Migraine Terms & Definitions
- Abdominal migraine is more widespread in kids and adolescents, often associated with cyclic vomiting.
- Acute headaches happen suddenly at first, with symptoms that fade after a comparatively short time; they are often due to an illness, contagion, cold, or fever.
- Ataxia means you have problems using your muscles. It triggers a lack of coordination, and you may have trouble walking. It’s usually paired with a headache called “migraine with brainstem aura.”
- Allodynia describes pain from something that normally wouldn’t cause discomfort. This could be pain while brushing your teeth or resting your face on a pillow. Allodynia can happen in someone with a migraine and is more widespread in people experiencing migraines 10+ days per month.
- Chronic Migraine is when someone has a headache with migraine-like characteristics at least 15 days a month, for longer than three months. About 85 percent of those with this kind are women.
- Cutaneous allodynia describes skin that is painful to the touch. You could experience pain when putting in contact lenses, shaving, or brushing your hair during a migraine.
- Cyclic Vomiting Syndrome is a rare disorder affecting children and adults. People with it have recurring episodes of extreme nausea and vomiting that can persist for a few hours to days or longer, followed by a time when they feel fine or experience much milder symptoms before everything starts over again. You can also experience dizziness, low energy, pale skin, stomach pain, and headaches.
- Episodic Migraine refers to people who have migraines and up to 14 headache days each month. If you experience more, then you are likely experiencing chronic migraine.
- An uncommon subtype of migraine with aura is called a Hemiplegic Migraine. It results in weakness on one side of your body that might change sides between or as an attack happens. Other symptoms characteristic of aura, like visual changes, numbness, tingling, and lethargy, may also occur. The attacks normally include a headache.

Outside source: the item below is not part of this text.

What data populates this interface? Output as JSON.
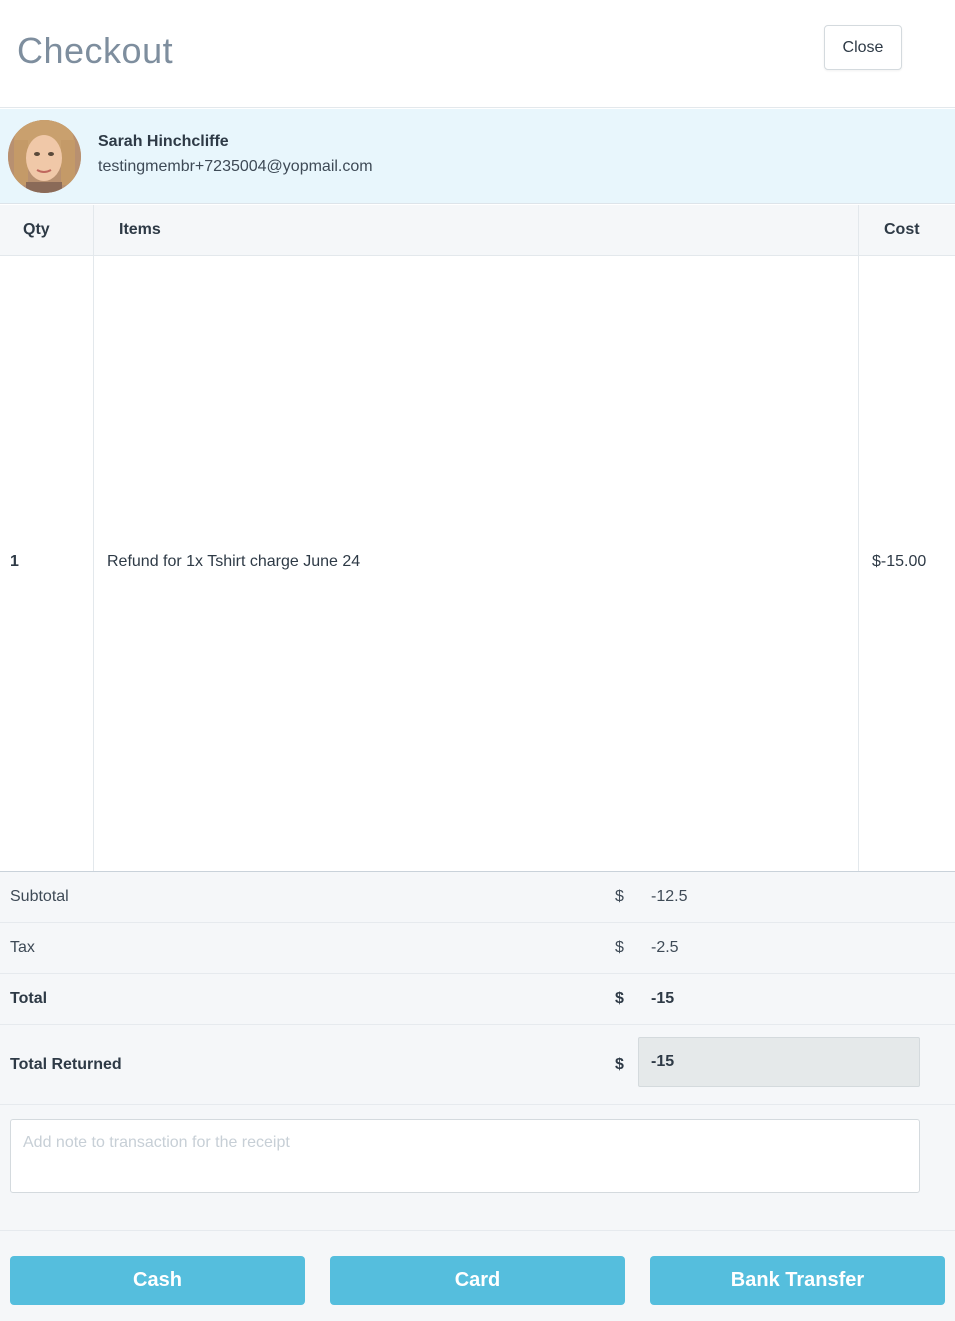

- If you’ve ever been affected by double vision, meaning that you visualize two of everything, you’ve had what’s called diplopia, a kind of visual aura.

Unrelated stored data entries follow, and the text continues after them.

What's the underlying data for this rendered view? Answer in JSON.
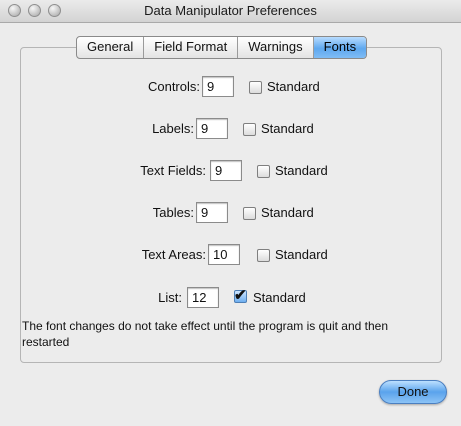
{
  "window": {
    "title": "Data Manipulator Preferences"
  },
  "tabs": [
    {
      "label": "General",
      "active": false
    },
    {
      "label": "Field Format",
      "active": false
    },
    {
      "label": "Warnings",
      "active": false
    },
    {
      "label": "Fonts",
      "active": true
    }
  ],
  "fonts": {
    "rows": [
      {
        "label": "Controls:",
        "value": "9",
        "standard_label": "Standard",
        "standard_checked": false
      },
      {
        "label": "Labels:",
        "value": "9",
        "standard_label": "Standard",
        "standard_checked": false
      },
      {
        "label": "Text Fields:",
        "value": "9",
        "standard_label": "Standard",
        "standard_checked": false
      },
      {
        "label": "Tables:",
        "value": "9",
        "standard_label": "Standard",
        "standard_checked": false
      },
      {
        "label": "Text Areas:",
        "value": "10",
        "standard_label": "Standard",
        "standard_checked": false
      },
      {
        "label": "List:",
        "value": "12",
        "standard_label": "Standard",
        "standard_checked": true
      }
    ],
    "note": "The font changes do not take effect until the program is quit and then restarted"
  },
  "buttons": {
    "done_label": "Done"
  },
  "colors": {
    "accent": "#5ea8ef"
  }
}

- Dysphasia. This kind of aura triggers problems with language skills. It might be challenging to remember a word, speak at all, or understand others.
Other terms and definitions can be found online. Certain symptoms can be treated with ketamine therapy.
Diagnosis & Treatment
To offer a diagnosis, your medical professional will:
- Record your medical history, asking about personal and family medical or mental health issues which may trigger pain.
- Ask about your symptoms – how often they happen, possible triggers, and duration.
- Complete a neurological and physical examination.
One part of diagnosing migraines is looking for and ruling out other medical circumstances that could trigger your symptoms. This means you can also expect blood tests, magnetic resonance imaging, and other scans or tests.
Pain relievers and a dark, quiet room may help, but symptoms can sometimes be treated with ketamine.
Millions of people get migraines. Like other conditions, it’s a veritable soup mix of terms and definitions and phrases you’ve likely never heard of and may never remember. But knowing about your condition – causes and possible triggers – will help you decide how to relieve the symptoms.